The theme of this year’s festival is ‘stories’. There are story-writing/telling/reading events for all tastes and ages, talks on writing and publishing, stories in photographs and on the paintings of the Newlyn School artists, travel stories, biographies, and a ‘Big read’ of The Secret Garden. And even stories in poems.

With an incredible 80 events in 13 venues over 5 days, even deciding what to choose requires concentration, and I’m full of admiration for the programming skills involved. But even after many years’ training at other poetry festivals my enthusiasm exceeds my stamina, particularly as there are often six or even seven events running concurrently. So, lacking a time-turner, I miss out on Philip Marsden (I loved ‘The Main Cages’ ), and various talks including ‘The Oblivion of Richard Trevithick’. And sadly I can’t make it to the improvised opera entitled ‘The Dangerously Rough Guide to Getting Published’. Sounds brilliant. I just hope there will be a repeat performance next year.

So I choreograph my own sequence of poetry events, including Nick Round’s translation workshop of Portuguese and Spanish poetry which is full of gems and turns out to be one of my festival highlights. Here, with permission, is his translation of Antonio Couto Viana’s The Lyrical Ostrich

Ostrich:

The bad joke of two stumpy wings

(A thwarted longing for space and light, which

yearns after fragile, lyrical, delicate things.)

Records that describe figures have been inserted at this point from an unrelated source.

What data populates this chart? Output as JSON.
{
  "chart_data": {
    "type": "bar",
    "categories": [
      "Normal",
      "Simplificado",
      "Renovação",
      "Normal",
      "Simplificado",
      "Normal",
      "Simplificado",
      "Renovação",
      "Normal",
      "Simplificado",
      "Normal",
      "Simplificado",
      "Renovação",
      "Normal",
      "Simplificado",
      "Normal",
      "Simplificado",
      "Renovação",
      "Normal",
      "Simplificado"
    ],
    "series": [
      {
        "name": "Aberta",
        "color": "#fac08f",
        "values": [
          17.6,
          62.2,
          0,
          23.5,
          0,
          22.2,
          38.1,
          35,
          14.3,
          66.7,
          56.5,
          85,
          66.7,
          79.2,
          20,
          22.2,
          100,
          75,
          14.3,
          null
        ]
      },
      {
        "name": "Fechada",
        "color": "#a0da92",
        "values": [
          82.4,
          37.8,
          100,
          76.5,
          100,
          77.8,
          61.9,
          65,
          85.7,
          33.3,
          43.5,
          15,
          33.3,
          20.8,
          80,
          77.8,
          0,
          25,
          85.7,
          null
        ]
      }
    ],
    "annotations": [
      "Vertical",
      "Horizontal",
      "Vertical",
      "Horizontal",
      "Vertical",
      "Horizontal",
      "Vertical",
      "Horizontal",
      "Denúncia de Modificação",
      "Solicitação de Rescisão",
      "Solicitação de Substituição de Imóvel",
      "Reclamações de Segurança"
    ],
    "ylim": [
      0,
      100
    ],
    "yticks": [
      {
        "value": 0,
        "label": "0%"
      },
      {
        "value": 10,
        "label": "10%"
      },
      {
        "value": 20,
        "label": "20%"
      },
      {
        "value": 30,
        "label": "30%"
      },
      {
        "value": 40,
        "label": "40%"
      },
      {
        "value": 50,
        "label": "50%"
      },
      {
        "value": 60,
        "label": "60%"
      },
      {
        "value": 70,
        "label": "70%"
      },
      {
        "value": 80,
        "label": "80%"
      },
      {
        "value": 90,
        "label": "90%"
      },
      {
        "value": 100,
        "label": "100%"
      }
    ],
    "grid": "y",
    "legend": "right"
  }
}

Flat feet glued to the ground.

Will it fly? As far up as its neck goes.

A creature for which no label has been found.

One thing? Or the other? Nobody knows.

That’s me.(The irony causes a pain

an unaccountable modesty.)

Hence the daft notion entered my brain

to bury my head in poetry

which nobody reads, it seems to me.

On Saturday morning we arrange the Penlee Coach House for those booked into my workshop, but then they just keep on coming so we put up more and more tables. It’s an international group (South African, German, Venezualan, North Devonian, Cornish…) with a range of ages and writing experience: the festival definitely lives up to its aim of ‘inclusiveness’. I follow the story theme and read them Dean Parkin’s poem ‘Waiting Room’ to use as an exercise. They are equally enthusiastic about poems by Andrew Waterhouse and Tess Gallagher, which also provoke some great draft poems. It’s a brilliantly supportive group, and we are all amazed by what everyone else has written. Definitely a case of flying ostrich. I go on a bit about the need to read contemporary poetry if seriously attempting to write it, and they take away magazines, and Rialto leaflets, and booklists, and everyone goes out grinning and blinking into the perfect bluesky sun.